Navigation Acts were a series of laws passed by the British Parliament in the 17th and 18th centuries. These acts regulated trade between Great Britain, its colonies, and other foreign countries. The Navigation Acts were an important part of world history as they helped to shape the global economy and the balance of power between nations.
Background: In the early 1600s, Great Britain was a rising power in Europe and was eager to expand its influence and wealth. The Navigation Acts were one way that the British government sought to achieve these goals.
The first Navigation Act was passed in 1651, during the reign of Oliver Cromwell. It required that all goods imported into England or its colonies be carried on British ships or ships from the country where the goods originated.
The Acts: Over time, additional Navigation Acts were passed which further regulated trade. In 1660, another act required that all goods exported from England or its colonies be carried on British ships or ships from the country where the goods originated. This act also listed certain goods that could only be exported to England or its colonies.
In 1663, another act was passed which required that all European goods imported into English colonies had to first be shipped to England before being re-exported to the colonies. This ensured that England received a share of profits from colonial trade. Other acts followed which placed duties on certain imported goods and established a system for licensing trade.

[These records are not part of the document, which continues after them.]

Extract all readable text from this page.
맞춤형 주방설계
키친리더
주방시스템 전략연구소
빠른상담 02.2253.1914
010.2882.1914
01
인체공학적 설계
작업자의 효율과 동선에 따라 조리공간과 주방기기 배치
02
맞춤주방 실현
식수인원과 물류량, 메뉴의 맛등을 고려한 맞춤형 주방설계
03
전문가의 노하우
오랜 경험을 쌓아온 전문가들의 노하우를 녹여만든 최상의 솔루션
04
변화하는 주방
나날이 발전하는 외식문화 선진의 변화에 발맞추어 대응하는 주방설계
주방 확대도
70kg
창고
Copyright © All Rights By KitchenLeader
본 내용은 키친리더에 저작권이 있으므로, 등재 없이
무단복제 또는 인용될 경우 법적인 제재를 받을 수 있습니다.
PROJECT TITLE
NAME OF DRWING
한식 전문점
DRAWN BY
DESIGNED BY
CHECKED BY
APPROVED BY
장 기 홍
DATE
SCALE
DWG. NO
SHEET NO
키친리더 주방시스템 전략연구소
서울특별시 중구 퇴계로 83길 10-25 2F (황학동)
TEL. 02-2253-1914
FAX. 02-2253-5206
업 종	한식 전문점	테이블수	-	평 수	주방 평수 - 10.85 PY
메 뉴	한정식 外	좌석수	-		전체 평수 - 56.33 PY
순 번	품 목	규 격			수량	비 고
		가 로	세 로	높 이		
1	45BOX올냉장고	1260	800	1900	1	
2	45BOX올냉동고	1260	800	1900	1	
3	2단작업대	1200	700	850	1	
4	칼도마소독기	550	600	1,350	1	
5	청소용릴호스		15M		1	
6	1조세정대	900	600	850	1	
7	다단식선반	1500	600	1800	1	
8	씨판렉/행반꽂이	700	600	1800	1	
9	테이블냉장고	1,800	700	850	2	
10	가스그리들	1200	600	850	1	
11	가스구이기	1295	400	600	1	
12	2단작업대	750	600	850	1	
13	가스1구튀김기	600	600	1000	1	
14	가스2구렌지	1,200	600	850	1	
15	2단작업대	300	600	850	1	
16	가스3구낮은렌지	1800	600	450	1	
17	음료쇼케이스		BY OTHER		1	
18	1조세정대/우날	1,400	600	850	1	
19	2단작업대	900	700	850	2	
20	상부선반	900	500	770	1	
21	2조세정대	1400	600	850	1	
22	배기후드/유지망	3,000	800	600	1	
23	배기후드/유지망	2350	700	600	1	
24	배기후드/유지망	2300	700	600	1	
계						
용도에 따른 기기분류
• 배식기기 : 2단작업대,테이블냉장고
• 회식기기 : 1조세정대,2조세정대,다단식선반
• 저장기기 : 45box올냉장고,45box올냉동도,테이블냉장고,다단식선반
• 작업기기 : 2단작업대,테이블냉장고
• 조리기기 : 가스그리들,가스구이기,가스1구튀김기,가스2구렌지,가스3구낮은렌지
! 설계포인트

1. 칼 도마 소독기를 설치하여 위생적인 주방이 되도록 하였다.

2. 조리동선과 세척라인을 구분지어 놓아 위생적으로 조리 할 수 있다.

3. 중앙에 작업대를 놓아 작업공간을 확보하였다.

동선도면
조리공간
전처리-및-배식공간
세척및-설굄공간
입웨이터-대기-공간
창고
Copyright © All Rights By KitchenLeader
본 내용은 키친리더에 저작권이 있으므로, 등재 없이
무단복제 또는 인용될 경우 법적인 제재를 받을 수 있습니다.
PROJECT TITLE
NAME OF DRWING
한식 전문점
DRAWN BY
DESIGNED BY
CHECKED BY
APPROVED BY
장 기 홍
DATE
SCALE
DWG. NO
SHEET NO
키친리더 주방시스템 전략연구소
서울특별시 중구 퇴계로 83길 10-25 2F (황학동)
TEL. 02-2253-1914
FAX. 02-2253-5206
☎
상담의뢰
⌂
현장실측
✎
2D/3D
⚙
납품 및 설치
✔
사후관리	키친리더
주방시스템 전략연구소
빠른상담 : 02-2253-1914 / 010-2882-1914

- The Navigation Acts had a significant impact on world history as they helped establish Great Britain as a dominant economic power.
- The acts stimulated growth in British shipping and encouraged entrepreneurs to invest in shipbuilding.
- However, some historians argue that the acts also had negative consequences such as stifling competition and limiting economic growth in the colonies.
The Navigation Acts were eventually repealed in the mid-19th century, as Britain’s economic and political power had shifted and the acts were no longer necessary. However, their impact on world history can still be felt today. The legacy of the Navigation Acts includes the establishment of Britain’s economic dominance, the rise of global trade, and the development of colonial economies.
In conclusion, the Navigation Acts were a series of laws passed by Great Britain which regulated trade between its colonies and other countries. These acts helped to establish Great Britain as a dominant economic power and had a significant impact on global trade. While controversial in their time, their legacy can still be felt today in the global economy.